I am testing to see if my network is balanced as part of a larger protection-interdiction-restoration problem. To do this, I'm solving the problem as a minimum cost network flow problem to see if the network is balanced initially. I'm returning that the network is infeasible when I run it, but I'm not sure if it's because I formulated the constraints wrong or because it's genuinely unfeasible.

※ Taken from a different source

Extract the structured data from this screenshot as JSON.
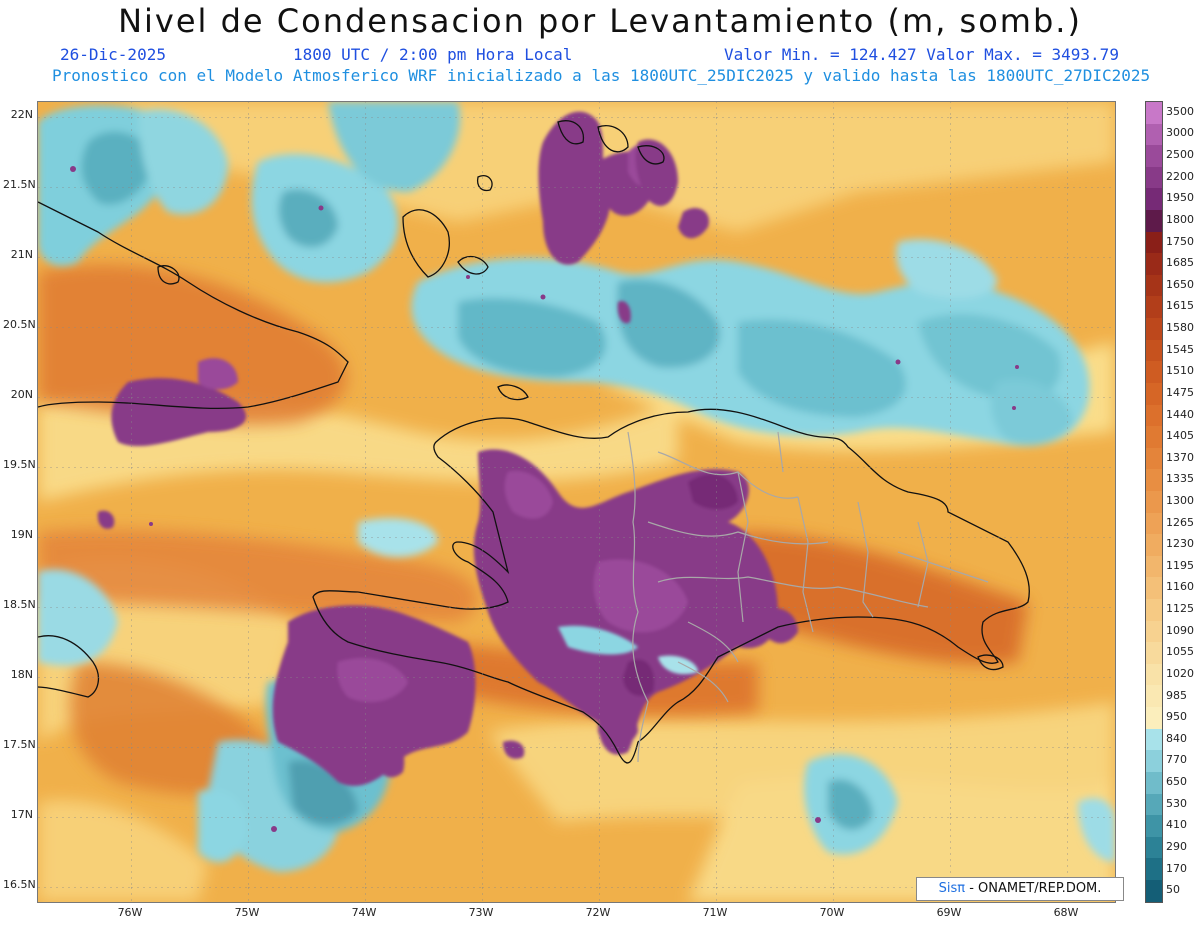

Here's my code:
import gurobipy as gp
from gurobipy import GRB
import csv
import csv
from math import *
import numpy as np
from gurobipy import quicksum
# input arcs names
arccap = open('C:/Users/Emma/Documents/2021-2022/Thesis/Data/poweronly/arcs-smallp.csv', 'r', encoding='utf-8-sig')
csv_arccap = csv.reader(arccap)
mydict_arccap = {}
for row in csv_arccap:
mydict_arccap[(row[0],row[1])] = float(row[2])
arcs, capacity = gp.multidict(mydict_arccap)
#import nodes
# input arcs names
inflow = open('C:/Users/Emma/Documents/2021-2022/Thesis/Data/poweronly/inflow.csv', 'r', encoding='utf-8-sig')
csv_inflow = csv.reader(inflow)
mydict_inflow = {}
for row in csv_inflow:
mydict_inflow[(row[0])] = float(row[1])
nodes, inflow = gp.multidict(mydict_inflow)
# set cost of all arcs = 1
arccost = open('C:/Users/Emma/Documents/2021-2022/Thesis/Data/poweronly/arcs-smallp.csv', 'r', encoding='utf-8-sig')
csv_arccost = csv.reader(arccost)
mydict_arccost = {}
for row in csv_arccost:
mydict_arccost[(row[0],row[1])] = float(row[3])
arcs, cost = gp.multidict(mydict_arccost)
# Create optimization model
m = gp.Model('netflow')
# Create variables
flow = m.addVars(arcs, obj=cost, name="flow")
# flow on single arc cannot exceed capacity
m.addConstrs(
(flow.sum(i, j) <= capacity[i, j] for i, j in arcs), "cap")
# flow into/out of node must equal supply, demand, or zero for transshipment
m.addConstrs(
(gp.quicksum(flow[i, j] for i, j in arcs.select('*', j)) + inflow[j] ==
gp.quicksum(flow[j, k] for j, k in arcs.select(j, '*')) for j in nodes), "node")
# Compute optimal solution
m.optimize()
# Print solution
if m.status == GRB.OPTIMAL:
solution = m.getAttr('x', flow)
for i, j in arcs:
if solution[i, j] > 0:
print('%s -> %s: %g' % (i, j, solution[i, j]))
And my output:
Gurobi Optimizer version 9.5.1 build v9.5.1rc2 (win64)
Thread count: 4 physical cores, 8 logical processors, using up to 8 threads
Optimize a model with 298 rows, 179 columns and 537 nonzeros
Model fingerprint: 0x93312151
Coefficient statistics:
Matrix range [1e+00, 1e+00]
Objective range [1e+00, 1e+00]
Bounds range [0e+00, 0e+00]
RHS range [9e-01, 2e+04]
Presolve removed 0 rows and 2 columns
Presolve time: 0.01s
Solved in 0 iterations and 0.01 seconds (0.00 work units)
Infeasible model
Two questions : is this model set up correctly, and if it is genuinely unfeasible, how do I see in what way it's infeasible? Right not the "inflow" parameter has negative values for demand nodes, positive values for supply, and zero values for transshipment nodes.